Lo último que habría predicho era el estallido del temperamento de David esta
noche, el primero que veía.
—Está bien,
David. Te diré de nuevo que lo siento. Pero no tienes ningún motivo para estar
resentido conmigo.
—¡No sigas
con tus palabras! ¡Sé reconocer a un farsante cuando lo veo!
—¡Si fueras
de mi propio peso te partiría la mandíbula por esto! —gritó Penn, y avanzó
hacia él con los puños crispados—. Yo también he tenido bastante de tus
palabras esta noche. Supongo que irás a casa y arrojarás tus inmundicias sobre
Ginnie. Bien, ¿no fuiste tú quien lo inició todo empujando a una joven aburrida
y atractiva y a tu secretario el uno hacia el otro, diciéndonos que fuéramos de
picnic juntos? ¿Puedes culparnos a nosotros?
David
murmuró algo ininteligible en dirección a la chimenea.

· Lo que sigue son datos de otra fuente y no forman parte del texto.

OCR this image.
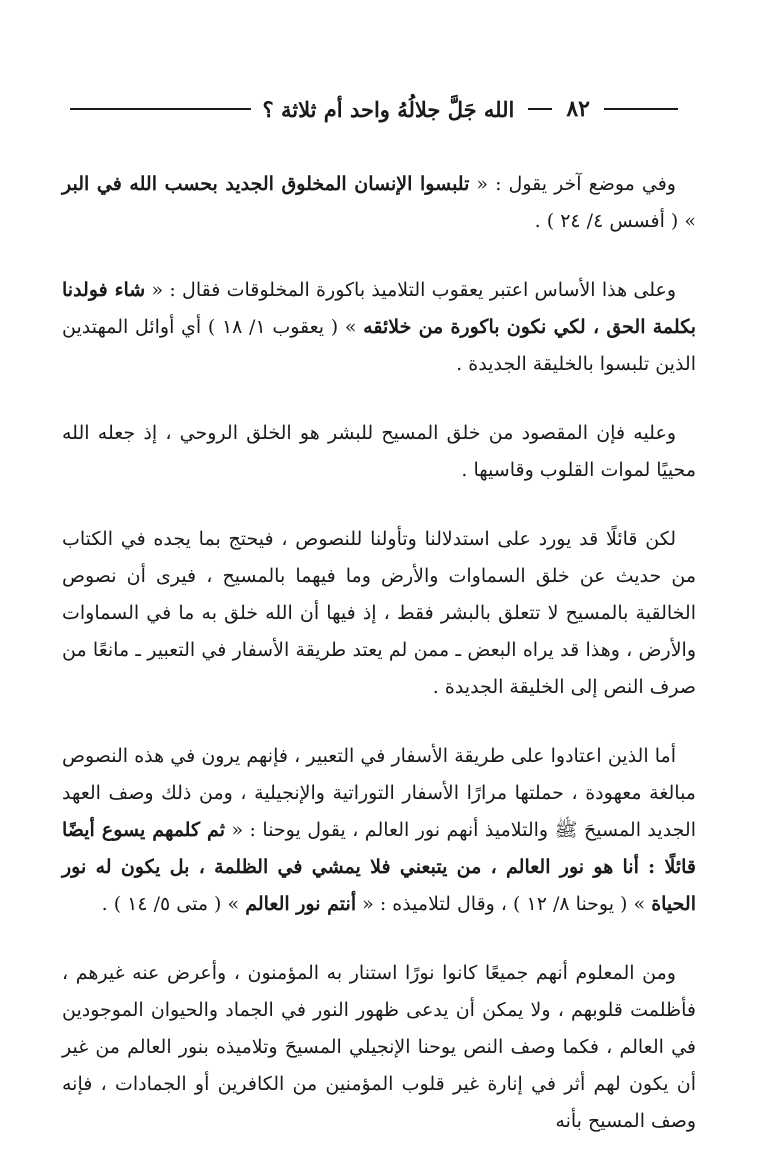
٨٢
الله جَلَّ جلالُهُ واحد أم ثلاثة ؟

وفي موضع آخر يقول : « تلبسوا الإنسان المخلوق الجديد بحسب الله في البر » ( أفسس ٤/ ٢٤ ) .

وعلى هذا الأساس اعتبر يعقوب التلاميذ باكورة المخلوقات فقال : « شاء فولدنا بكلمة الحق ، لكي نكون باكورة من خلائقه » ( يعقوب ١/ ١٨ ) أي أوائل المهتدين الذين تلبسوا بالخليقة الجديدة .

وعليه فإن المقصود من خلق المسيح للبشر هو الخلق الروحي ، إذ جعله الله محييًا لموات القلوب وقاسيها .

لكن قائلًا قد يورد على استدلالنا وتأولنا للنصوص ، فيحتج بما يجده في الكتاب من حديث عن خلق السماوات والأرض وما فيهما بالمسيح ، فيرى أن نصوص الخالقية بالمسيح لا تتعلق بالبشر فقط ، إذ فيها أن الله خلق به ما في السماوات والأرض ، وهذا قد يراه البعض ـ ممن لم يعتد طريقة الأسفار في التعبير ـ مانعًا من صرف النص إلى الخليقة الجديدة .

أما الذين اعتادوا على طريقة الأسفار في التعبير ، فإنهم يرون في هذه النصوص مبالغة معهودة ، حملتها مرارًا الأسفار التوراتية والإنجيلية ، ومن ذلك وصف العهد الجديد المسيحَ ﷺ والتلاميذ أنهم نور العالم ، يقول يوحنا : « ثم كلمهم يسوع أيضًا قائلًا : أنا هو نور العالم ، من يتبعني فلا يمشي في الظلمة ، بل يكون له نور الحياة » ( يوحنا ٨/ ١٢ ) ، وقال لتلاميذه : « أنتم نور العالم » ( متى ٥/ ١٤ ) .

ومن المعلوم أنهم جميعًا كانوا نورًا استنار به المؤمنون ، وأعرض عنه غيرهم ، فأظلمت قلوبهم ، ولا يمكن أن يدعى ظهور النور في الجماد والحيوان الموجودين في العالم ، فكما وصف النص يوحنا الإنجيلي المسيحَ وتلاميذه بنور العالم من غير أن يكون لهم أثر في إنارة غير قلوب المؤمنين من الكافرين أو الجمادات ، فإنه وصف المسيح بأنه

Luego se dio la vuelta y
dijo:
—Me voy a
dar un paseo.
Salió con
un portazo tan fuerte que el suelo se estremeció bajo sus pies.
Automáticamente,
Penn empezó a retirar los platos, la ensalada sin tocar. Habían puesto en
marcha la nevera, y metió cuidadosamente la mantequilla en un estante.
El
pensamiento de pasar la noche allí con David no era atractivo precisamente,
pero, ¿a qué otro sitio podía ir? Estaban a diez kilómetros del pueblo más
cercano, y sólo había un coche.
La puerta
se abrió de golpe, y Penn casi dejó caer la cafetera.
—Ven a
pasear conmigo —dijo David—. Quizá nos haga bien a los dos. —No sonreía.
Penn volvió
a colocar la cafetera sobre el hornillo. Un paseo con David era lo último que
deseaba, pero temía negarse.
—¿Has
cogido la linterna?
—No, pero
no la necesitaremos. Hay luna.
Caminaron
de la puerta de la casa al coche, y giraron a la izquierda, al camino de tierra
que avanzaba tres kilómetros por en medio del bosque hasta la carretera.
—Hay media
luna —dijo David—. ¿Te importa si intentamos un pequeño experimento? Camina
delante de mí, aquí donde hay claridad, y déjame ver cuánto puedo divisar de ti
a treinta metros. Da pasos largos y cuenta hasta treinta. Ya sabes, es para ese
asunto de Faro.
Penn
asintió. Lo sabía. Estaban de vuelta al libro de nuevo, y probablemente habrían
trabajado un par de horas cuando volvieran a la casa. Empezó a contar, dando
pasos largos.
—¡Estupendo,
sigue adelante! —indicó David.
Veintiocho...,
veintinueve..., treinta. Penn se detuvo y aguardó. Se dio la vuelta. No podía
ver a David.
—¡Hey...!
¿Dónde estás?
Ninguna
respuesta.
Penn sonrió
irónicamente y se metió las manos en los bolsillos.
—¿Puedes
verme, David?
Silencio.
Sólo los verticales troncos azulados del gran bosque a ambos lados del camino.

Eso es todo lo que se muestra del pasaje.